Medium modifications for light and heavy nuclear clusters in simulations of core collapse supernovae -- Impact on equation of state and weak interactions

TL;DR

This paper develops a new nuclear equation of state considering nuclear clusters for core collapse supernova simulations, revealing limitations of previous models and assessing the impact on supernova dynamics and neutrino emissions.

Contribution

It introduces a novel approach for describing nuclear clusters, incorporating quasiparticle and continuum correlations, and evaluates their effects in supernova models.

Findings

The new EOS accounts for interactions and continuum effects in nuclear clusters.

The inclusion of light cluster weak processes has minimal impact on supernova dynamics.
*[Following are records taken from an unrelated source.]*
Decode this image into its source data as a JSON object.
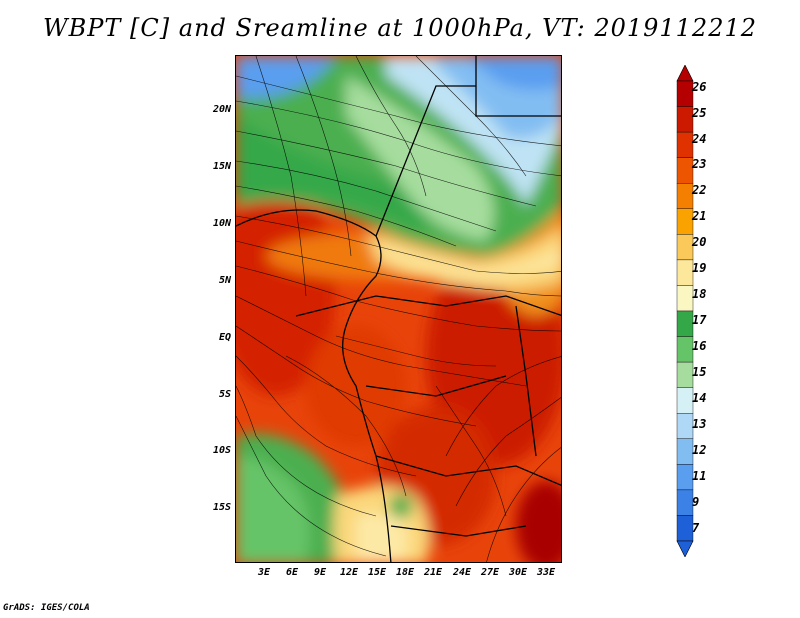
{
  "title": "WBPT [C] and Sreamline at 1000hPa, VT: 2019112212",
  "credit": "GrADS: IGES/COLA",
  "map": {
    "lat_labels": [
      "20N",
      "15N",
      "10N",
      "5N",
      "EQ",
      "5S",
      "10S",
      "15S"
    ],
    "lon_labels": [
      "3E",
      "6E",
      "9E",
      "12E",
      "15E",
      "18E",
      "21E",
      "24E",
      "27E",
      "30E",
      "33E"
    ]
  },
  "colorbar": {
    "labels": [
      "26",
      "25",
      "24",
      "23",
      "22",
      "21",
      "20",
      "19",
      "18",
      "17",
      "16",
      "15",
      "14",
      "13",
      "12",
      "11",
      "9",
      "7"
    ],
    "colors": [
      "#b40000",
      "#cc1a00",
      "#e03200",
      "#ee5500",
      "#f57f00",
      "#f9a200",
      "#fbc95a",
      "#fde79a",
      "#fbf7c2",
      "#34a848",
      "#66c468",
      "#a6dd9e",
      "#d6f1f6",
      "#aed8f6",
      "#82bdf2",
      "#5a9ef0",
      "#3c82e6",
      "#1e60d8"
    ]
  },
  "legend_colors": {
    "red_hot": "#d42a00",
    "orange": "#f07a10",
    "yellow": "#fce59a",
    "green": "#4caf50",
    "light_green": "#a6dd9e",
    "light_blue": "#bfe3f4",
    "blue": "#5a9ef0"
  }
}
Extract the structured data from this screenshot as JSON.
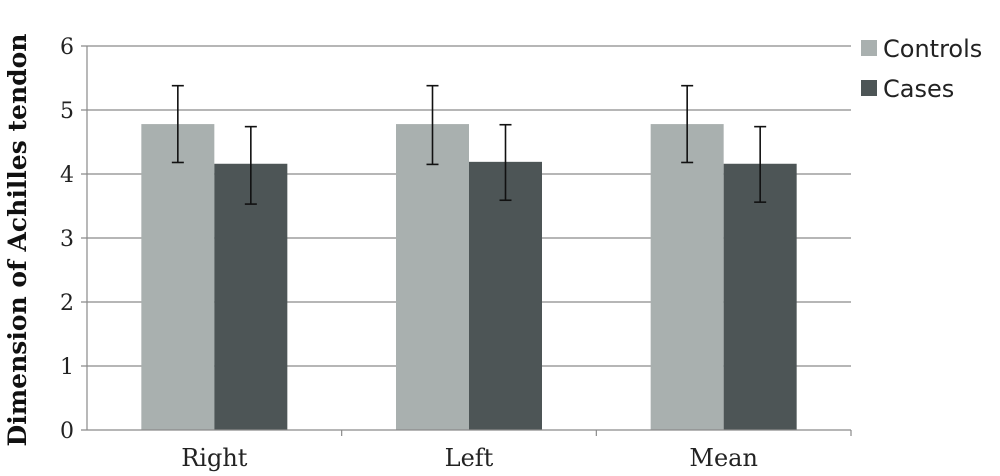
{
  "chart_data": {
    "type": "bar",
    "ylabel": "Dimension of Achilles tendon",
    "xlabel": "",
    "ylim": [
      0,
      6
    ],
    "yticks": [
      0,
      1,
      2,
      3,
      4,
      5,
      6
    ],
    "grid": true,
    "legend_position": "top-right",
    "categories": [
      "Right",
      "Left",
      "Mean"
    ],
    "series": [
      {
        "name": "Controls",
        "color": "#a9b0af",
        "values": [
          4.78,
          4.78,
          4.78
        ],
        "error_low": [
          4.18,
          4.15,
          4.18
        ],
        "error_high": [
          5.38,
          5.38,
          5.38
        ]
      },
      {
        "name": "Cases",
        "color": "#4d5556",
        "values": [
          4.16,
          4.19,
          4.16
        ],
        "error_low": [
          3.53,
          3.59,
          3.56
        ],
        "error_high": [
          4.74,
          4.77,
          4.74
        ]
      }
    ]
  }
}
The traditional statistical equilibrium approach is invalid near saturation density.

Abstract

The present article investigates the role of heavy nuclear clusters and weakly bound light nuclear clusters based on a newly developed equation of state for core collapse supernova studies. A novel approach is brought forward for the description of nuclear clusters, taking into account the quasiparticle approach and continuum correlations. It demonstrates that the commonly employed nuclear statistical equilibrium approach, based on non-interacting particles, for the description of light and heavy clusters becomes invalid for warm nuclear matter near the saturation density. This has important consequences for studies of core collapse supernovae. To this end, we implement this nuclear equation of state provided for arbitrary temperature, baryon density and isospin asymmetry, to spherically symmetric core collapse supernova simulations in order to study the impact on the dynamics as well as on the neutrino emission. For the inclusion of a set of weak processes involving light clusters the rate expressions are derived, including medium modifications at the mean field level. A substantial impact from the inclusion of a variety of weak reactions involving light clusters on the post bounce dynamics nor on the neutrino emission could not be found.